Michael appreciated the call. For the past four years, Michael had been arranging bus trips to Phillies away games through his Web site, PhilliesNation.com. Michael had also tried planning trips to Citi Field in New York for Mets games, and he always found them "annoying" to deal with. Michael already knew Parker from when she helped him the previous year. This winter, he did not even need to call, he said.
"They reached out to us," Michael said. "They were able to meet our needs for the tickets. It wasn't too much of a hassle or anything."
Michael secured about 530 tickets. Monday morning, he packed 275 people on five busses that motored south on Interstate 95. They parked in a lot they had rented thanks to a referral from Parker, who was away from her office Tuesday afternoon and could not be reached for comment.
Nationals Director of Ticket Operations Derek Younger referred questions to a team spokesman.
"We sell season tickets and book groups all winter long," Nationals President Stan Kasten wrote in an e-mail. "For every game of the season. All of this is before any individual tickets go on sale. Most of our groups are local. Some are from out of town. It's really that simple."
The Nationals took deposits for group sales -- 25 tickets is the threshold -- beginning in November and started selling those tickets Jan. 4. When individual tickets went on sale March 2, seats for opening day -- aside from the 400 $5 seats the Nationals hold back for every game -- sold out in seven minutes.
The hordes from Philadelphia left many Nationals fans with an impression that the organization had sold droves of tickets to Phillies fans at the expense of Nationals fans who wanted to buy tickets but could not.
"By making them available to fans in Philly, they were no longer available in D.C.," Furth said. "They have seven minutes worth of tickets available. People in Philly, they had 20,000. They had lots more than seven minutes."
A sampling of other teams' policies shows a narrower gap between when group sales and individual sales begin. The Tampa Bay Rays sell put their group and individual tickets on sale on the same day in February. Orioles group tickets went on sale in mid-January, and their individual tickets started selling at the end of January.
The Nationals said the raiding of Nationals Park was not a product of policies that favor opposing fans, but rather another growing pain for a franchise five years old and coming off consecutive 100-loss seasons.

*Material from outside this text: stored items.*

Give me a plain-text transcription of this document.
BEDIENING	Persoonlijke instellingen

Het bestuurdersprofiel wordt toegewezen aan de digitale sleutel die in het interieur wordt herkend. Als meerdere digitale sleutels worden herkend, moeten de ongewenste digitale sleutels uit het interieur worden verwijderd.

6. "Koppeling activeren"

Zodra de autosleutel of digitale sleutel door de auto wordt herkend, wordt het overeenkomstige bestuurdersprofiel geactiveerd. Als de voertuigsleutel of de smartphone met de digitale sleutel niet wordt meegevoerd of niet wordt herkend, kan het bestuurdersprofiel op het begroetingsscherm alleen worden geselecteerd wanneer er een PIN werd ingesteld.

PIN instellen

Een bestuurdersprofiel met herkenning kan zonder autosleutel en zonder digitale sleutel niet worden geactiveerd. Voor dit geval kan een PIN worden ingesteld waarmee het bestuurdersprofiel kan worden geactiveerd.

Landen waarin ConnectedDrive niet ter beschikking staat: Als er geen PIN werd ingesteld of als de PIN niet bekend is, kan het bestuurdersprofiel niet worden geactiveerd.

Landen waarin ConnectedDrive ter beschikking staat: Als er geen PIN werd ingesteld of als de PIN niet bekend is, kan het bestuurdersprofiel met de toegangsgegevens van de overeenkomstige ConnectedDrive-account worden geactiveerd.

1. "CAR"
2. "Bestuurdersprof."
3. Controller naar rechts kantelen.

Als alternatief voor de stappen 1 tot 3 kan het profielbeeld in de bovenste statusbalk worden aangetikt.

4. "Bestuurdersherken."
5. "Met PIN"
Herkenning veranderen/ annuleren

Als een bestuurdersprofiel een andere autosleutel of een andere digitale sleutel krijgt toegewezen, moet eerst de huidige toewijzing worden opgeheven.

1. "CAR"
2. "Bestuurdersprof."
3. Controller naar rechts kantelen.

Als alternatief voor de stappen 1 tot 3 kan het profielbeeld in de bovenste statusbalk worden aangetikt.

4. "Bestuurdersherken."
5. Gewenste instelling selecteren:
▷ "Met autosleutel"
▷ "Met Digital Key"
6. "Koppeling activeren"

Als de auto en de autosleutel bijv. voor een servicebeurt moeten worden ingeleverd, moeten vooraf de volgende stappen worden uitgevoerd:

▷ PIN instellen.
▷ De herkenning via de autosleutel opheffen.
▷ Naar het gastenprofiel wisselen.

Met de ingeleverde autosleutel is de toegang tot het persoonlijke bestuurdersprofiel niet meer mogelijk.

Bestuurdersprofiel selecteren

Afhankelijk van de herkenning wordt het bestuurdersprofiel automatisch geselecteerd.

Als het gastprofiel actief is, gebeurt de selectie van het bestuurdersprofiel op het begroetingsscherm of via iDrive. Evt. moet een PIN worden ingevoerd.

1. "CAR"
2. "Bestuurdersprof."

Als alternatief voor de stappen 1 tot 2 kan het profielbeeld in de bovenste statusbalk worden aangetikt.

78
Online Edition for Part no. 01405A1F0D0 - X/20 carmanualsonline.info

"As anyone who has watched bad teams turn into good teams, in any sport, these problems dissipate as teams improve, as home teams' followers get more numerous and more enthusiastic," Kasten said.
Kasten also said the nature of Phillies fans contributed to the feeling Monday at Nationals Park. He said that Red Sox fans had attended in even greater numbers Saturday for an exhibition game, but there was a "tangible, qualitative difference in the two crowds."
But there also is a difference between how hometown fans feel during an exhibition and their team's opener. In Baltimore, the Orioles make opening day tickets available only to their own season-tickets holders. Even if the Orioles played the Red Sox, an official in the Orioles ticket office said, their park could not be overrun on opening day.
During pregame introductions at Nationals Park Monday, Phillies fans booed Nationals staff and players and chanted "Sucks!" after the public announcer bellowed each name.
"That was impressive," Phillies right fielder Jayson Werth said. "It felt like all of right field was only Phillies fans. This kind of started to be our home away from home a little bit."